While running through Covent Garden to purchase the first shocking issue of The Gentleman in Black for a penny, a young man in Victorian England might hear a cry from a woman selling flowers--
"Bow-pots, two bunches a-penny,
Come buy of me, if you want any."
while watching ladies and gentleman entering the theatre to see King Lear. He would stop to see posters advertising the circus and perhaps wonder whether any 'freaks' as wonderful as General Tom Thumb would be on display.
On a busy day, he would be likely to encounter impoverished Londoners going to the workhouse or to their decrepit housing, tourists reading guides to the sites, working class and well-to-do folks seeking entertainment, and street urchins, among others.
Three databases recently purchased by the Libraries provide access to scans of rare material that throw light on everyday life in Victorian England, bringing together material that reflects the lives and experiences of the poor and working class. Likewise, this material gives insight to the mundane and unseemly aspects of life that are often ignored in depictions of the Victorian period.
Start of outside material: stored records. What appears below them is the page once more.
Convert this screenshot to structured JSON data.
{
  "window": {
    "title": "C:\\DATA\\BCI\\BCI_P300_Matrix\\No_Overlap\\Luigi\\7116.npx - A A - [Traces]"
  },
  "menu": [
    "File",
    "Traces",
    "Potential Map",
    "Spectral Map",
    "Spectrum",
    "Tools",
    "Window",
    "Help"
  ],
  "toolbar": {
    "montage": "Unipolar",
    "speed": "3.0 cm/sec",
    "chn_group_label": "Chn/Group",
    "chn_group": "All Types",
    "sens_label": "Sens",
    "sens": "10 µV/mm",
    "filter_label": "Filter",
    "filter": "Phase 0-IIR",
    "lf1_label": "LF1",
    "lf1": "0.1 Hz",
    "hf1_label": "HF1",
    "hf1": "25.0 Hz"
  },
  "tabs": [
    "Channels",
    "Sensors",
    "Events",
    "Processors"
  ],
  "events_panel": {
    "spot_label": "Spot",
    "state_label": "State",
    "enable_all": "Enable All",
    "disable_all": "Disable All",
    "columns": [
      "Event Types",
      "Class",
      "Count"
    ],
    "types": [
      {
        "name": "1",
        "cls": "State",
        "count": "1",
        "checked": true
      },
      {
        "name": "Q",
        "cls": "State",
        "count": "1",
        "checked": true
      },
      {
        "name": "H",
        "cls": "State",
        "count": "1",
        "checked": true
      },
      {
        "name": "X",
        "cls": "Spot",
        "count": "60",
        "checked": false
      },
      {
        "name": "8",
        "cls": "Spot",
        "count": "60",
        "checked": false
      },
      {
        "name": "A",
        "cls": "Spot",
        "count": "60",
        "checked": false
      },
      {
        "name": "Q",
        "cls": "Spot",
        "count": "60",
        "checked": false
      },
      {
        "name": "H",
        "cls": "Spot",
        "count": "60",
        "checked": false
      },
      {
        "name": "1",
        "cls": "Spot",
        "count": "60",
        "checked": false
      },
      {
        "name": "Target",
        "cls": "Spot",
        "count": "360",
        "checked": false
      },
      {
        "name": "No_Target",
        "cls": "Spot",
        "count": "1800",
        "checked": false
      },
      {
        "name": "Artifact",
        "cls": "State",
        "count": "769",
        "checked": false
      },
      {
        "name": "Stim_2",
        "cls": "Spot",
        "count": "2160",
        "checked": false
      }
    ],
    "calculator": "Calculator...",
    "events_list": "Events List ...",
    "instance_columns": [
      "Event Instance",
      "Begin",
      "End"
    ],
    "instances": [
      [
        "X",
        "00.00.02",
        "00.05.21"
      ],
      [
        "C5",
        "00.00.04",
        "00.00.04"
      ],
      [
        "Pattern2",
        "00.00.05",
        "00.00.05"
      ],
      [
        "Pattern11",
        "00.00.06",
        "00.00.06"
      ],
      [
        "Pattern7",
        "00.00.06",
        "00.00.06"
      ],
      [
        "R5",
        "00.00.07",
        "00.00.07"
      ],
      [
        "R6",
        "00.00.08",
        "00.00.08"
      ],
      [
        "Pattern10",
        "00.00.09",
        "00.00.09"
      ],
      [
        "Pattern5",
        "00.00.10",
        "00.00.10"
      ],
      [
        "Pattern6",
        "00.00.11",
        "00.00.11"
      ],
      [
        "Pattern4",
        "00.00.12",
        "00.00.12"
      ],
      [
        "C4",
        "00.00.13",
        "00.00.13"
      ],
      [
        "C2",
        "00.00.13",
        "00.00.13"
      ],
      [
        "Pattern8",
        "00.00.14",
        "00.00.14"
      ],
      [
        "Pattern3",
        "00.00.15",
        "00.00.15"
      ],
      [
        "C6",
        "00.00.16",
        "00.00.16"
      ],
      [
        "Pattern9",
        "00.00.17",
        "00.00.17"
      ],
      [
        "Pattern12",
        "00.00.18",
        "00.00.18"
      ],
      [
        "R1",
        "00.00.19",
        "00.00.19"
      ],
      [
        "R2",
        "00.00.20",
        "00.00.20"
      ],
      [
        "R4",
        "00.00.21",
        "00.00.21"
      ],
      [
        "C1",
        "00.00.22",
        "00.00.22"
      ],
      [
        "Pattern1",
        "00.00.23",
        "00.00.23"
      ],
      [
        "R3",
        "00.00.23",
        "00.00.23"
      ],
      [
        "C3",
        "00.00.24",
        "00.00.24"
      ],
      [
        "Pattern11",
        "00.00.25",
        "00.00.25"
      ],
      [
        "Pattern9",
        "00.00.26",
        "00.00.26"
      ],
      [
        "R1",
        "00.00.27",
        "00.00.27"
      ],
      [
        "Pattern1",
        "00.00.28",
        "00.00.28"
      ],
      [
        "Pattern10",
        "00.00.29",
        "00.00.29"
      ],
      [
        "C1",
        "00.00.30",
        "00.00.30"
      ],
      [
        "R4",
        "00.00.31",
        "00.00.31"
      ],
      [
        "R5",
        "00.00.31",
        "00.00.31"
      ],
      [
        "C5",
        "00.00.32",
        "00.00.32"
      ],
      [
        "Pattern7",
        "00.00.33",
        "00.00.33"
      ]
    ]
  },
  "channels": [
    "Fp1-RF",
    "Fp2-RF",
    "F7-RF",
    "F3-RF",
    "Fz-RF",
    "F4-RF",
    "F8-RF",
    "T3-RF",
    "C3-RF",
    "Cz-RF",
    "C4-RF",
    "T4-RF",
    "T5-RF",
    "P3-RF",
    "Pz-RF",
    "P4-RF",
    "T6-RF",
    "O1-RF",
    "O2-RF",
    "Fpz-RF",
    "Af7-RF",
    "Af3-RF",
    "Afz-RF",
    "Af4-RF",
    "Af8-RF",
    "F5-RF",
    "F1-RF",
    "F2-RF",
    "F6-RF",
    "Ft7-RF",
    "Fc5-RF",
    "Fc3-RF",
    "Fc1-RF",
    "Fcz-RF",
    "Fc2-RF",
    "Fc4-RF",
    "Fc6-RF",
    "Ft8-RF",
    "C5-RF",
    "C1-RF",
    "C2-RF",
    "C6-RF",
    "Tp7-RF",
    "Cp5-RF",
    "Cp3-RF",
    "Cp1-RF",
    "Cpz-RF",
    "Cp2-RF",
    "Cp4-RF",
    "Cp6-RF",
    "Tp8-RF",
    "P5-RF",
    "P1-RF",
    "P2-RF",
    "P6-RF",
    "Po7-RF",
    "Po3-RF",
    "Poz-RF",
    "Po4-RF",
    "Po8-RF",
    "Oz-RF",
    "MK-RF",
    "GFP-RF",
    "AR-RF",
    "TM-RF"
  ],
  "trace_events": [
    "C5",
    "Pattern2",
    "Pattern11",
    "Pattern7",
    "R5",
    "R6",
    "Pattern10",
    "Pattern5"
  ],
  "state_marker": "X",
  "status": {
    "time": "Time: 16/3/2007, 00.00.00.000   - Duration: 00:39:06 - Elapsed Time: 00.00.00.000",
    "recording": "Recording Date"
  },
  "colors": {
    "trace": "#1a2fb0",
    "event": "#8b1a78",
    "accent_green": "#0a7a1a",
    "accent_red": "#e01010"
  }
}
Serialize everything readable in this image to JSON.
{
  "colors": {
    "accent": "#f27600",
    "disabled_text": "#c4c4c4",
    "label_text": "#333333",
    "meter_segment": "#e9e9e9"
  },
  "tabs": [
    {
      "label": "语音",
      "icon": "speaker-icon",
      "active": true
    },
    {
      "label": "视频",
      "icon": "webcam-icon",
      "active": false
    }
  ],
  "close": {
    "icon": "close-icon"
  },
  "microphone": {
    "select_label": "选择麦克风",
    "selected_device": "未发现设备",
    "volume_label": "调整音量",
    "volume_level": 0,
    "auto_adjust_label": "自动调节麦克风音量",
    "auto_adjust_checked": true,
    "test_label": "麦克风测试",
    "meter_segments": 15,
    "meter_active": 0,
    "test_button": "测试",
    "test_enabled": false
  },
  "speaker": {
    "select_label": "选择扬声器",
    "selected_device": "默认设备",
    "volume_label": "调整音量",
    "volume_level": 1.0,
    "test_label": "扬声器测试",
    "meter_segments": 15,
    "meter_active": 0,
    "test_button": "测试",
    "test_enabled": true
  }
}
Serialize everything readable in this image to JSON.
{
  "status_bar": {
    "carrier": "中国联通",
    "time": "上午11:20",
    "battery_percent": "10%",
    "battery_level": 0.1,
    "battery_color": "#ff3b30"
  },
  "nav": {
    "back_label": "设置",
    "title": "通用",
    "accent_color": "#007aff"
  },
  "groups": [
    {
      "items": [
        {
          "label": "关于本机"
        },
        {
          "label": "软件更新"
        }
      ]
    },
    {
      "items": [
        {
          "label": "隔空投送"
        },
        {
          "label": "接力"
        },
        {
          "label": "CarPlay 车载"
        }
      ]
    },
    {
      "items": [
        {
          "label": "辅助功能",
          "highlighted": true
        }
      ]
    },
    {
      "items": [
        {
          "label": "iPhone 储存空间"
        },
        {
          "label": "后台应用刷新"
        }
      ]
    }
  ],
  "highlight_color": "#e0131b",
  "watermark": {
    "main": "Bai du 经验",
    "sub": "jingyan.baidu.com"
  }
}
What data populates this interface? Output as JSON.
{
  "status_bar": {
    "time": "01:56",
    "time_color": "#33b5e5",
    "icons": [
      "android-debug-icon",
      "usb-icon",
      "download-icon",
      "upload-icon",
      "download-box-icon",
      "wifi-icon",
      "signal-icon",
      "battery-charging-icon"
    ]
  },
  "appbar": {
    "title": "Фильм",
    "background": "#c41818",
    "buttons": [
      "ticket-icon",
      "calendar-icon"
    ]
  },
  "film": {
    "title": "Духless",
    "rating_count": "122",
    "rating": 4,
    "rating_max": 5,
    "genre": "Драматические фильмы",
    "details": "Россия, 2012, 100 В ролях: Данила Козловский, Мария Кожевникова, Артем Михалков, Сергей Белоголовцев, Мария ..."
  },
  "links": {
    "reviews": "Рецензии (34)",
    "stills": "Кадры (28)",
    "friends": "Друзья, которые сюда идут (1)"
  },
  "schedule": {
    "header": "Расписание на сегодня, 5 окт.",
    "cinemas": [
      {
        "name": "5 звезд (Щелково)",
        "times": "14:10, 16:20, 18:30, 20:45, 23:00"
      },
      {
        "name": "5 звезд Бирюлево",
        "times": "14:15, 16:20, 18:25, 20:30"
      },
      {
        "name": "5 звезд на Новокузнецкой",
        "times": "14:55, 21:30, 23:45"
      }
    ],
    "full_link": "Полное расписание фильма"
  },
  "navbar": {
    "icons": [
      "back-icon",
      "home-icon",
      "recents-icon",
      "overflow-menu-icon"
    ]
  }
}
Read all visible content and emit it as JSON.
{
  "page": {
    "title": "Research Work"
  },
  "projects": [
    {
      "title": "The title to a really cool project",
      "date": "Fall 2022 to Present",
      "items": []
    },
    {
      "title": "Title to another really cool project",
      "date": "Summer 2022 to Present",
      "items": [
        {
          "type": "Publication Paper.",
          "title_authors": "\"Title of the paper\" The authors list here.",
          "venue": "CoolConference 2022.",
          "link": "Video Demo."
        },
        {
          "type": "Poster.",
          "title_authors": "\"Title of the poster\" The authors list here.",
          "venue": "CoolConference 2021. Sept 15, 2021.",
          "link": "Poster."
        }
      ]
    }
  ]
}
These databases can be searched simultaneously in Adam Matthew Explorer along with other databases that cover topics such as the 1851 great exhibition, commodity culture (coffee, for example) and guild society (The Stationers' Company).
Material about everyday life in Victorian England is not only fascinating, it helps explain how structures in 21st century Anglo-American society related to poverty, entertainment and spectatorship developed in the way they did, a topic addressed by students in Professor of History Thomas Safley's history course Capitalism and Charity: The Long Complicated Connection, who made heavy use of these resources.